Demande de Rexhep Selimi d'établir des garanties lors de l'interrogatoire des témoins de la défense

Kosovo Chambres spécialisées ( DPSK à La Haye a rejeté une demande de Rexhep Selimi visant à établir des garanties lors de l'interrogatoire des témoins convoqués par les équipes de la défense. Selimi avait exigé des restrictions sur le sujet de la question et le fait que les parties qui n'invoquaient pas [...]
Selimi avait exigé des restrictions sur le sujet de la question et le fait que les parties qui n'appelaient pas n'aient pas posé de questions au sujet de l'action ou de la conduite d'un accusé qui ne l'avait pas appelé témoin, rapporte le “Justice Vought“.
Selon la porte-parole du DPS, Angela Greep, dans la décision, le tribunal a expliqué que le cadre autorisé et les restrictions sur les questions du côté non-répondant sont définis dans l'ordonnance de procédure et de preuve et l'ordonnance du tribunal de développer le jugement.

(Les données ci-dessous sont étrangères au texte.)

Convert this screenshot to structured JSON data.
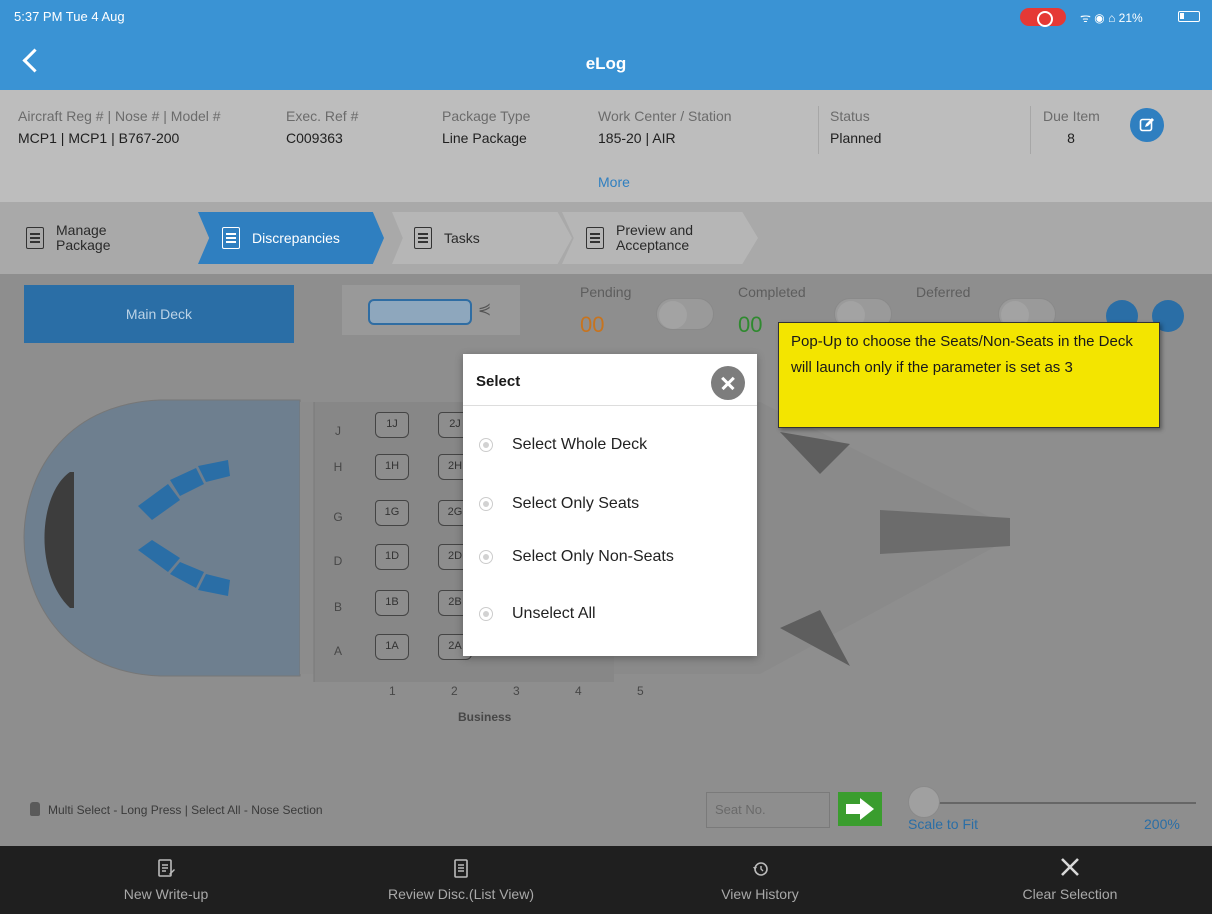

“Pales peut interroger les témoins sur la crédibilité des témoins et sont généralement autorisées à interroger les témoins sur leurs arguments à condition que le témoin soit en mesure de fournir des preuves pertinentes pour le sujet”, a déclaré Angela Greep.
Selon Greep, le tribunal a tenu compte des préoccupations soulevées par la défense de Selimi, mais il serait prématuré et spéculatif, à cette étape du procès, d'imposer des restrictions supplémentaires, car ska indique si l'accusation exigerait que des preuves soient acceptées par les témoins de la défense.
Par conséquent, le tribunal a annoncé que ces préoccupations ne seraient traitées que si une question jugée illégale par la partie adverse, ou au moment de la question, ou selon la procédure spécifiée dans l'ordonnance pour le développement du procès est rejetée, a-t-elle déclaré.
Elle a indiqué que le 10 septembre, le tribunal a approuvé la demande de la défense de Thaci d'ajouter la déclaration d'un témoin à la liste des éléments de preuve importants.
En outre, la veille, le tribunal avait accepté certains actes d ' expertise présentés par la protection des victimes et une preuve matérielle fournie par la défense.
Les juges n'ont pas accepté d'autres preuves matérielles qui ont été demandées à la défense. Interrogé au sujet de ce test pendant les questions de la partie adverse, le témoin n'a pu lui fournir aucun contexte, de sorte que le tribunal a jugé irréaliste de prouver le”, a ajouté Greep.
Autrement, les Chambres spécialisées du Kosovo à La Haye tous les jeudis à 14h30, via la plateforme en ligne “Zoom” disposent d'informations hebdomadaires à jour sur l'évolution récente des procédures judiciaires et des activités de la Cour.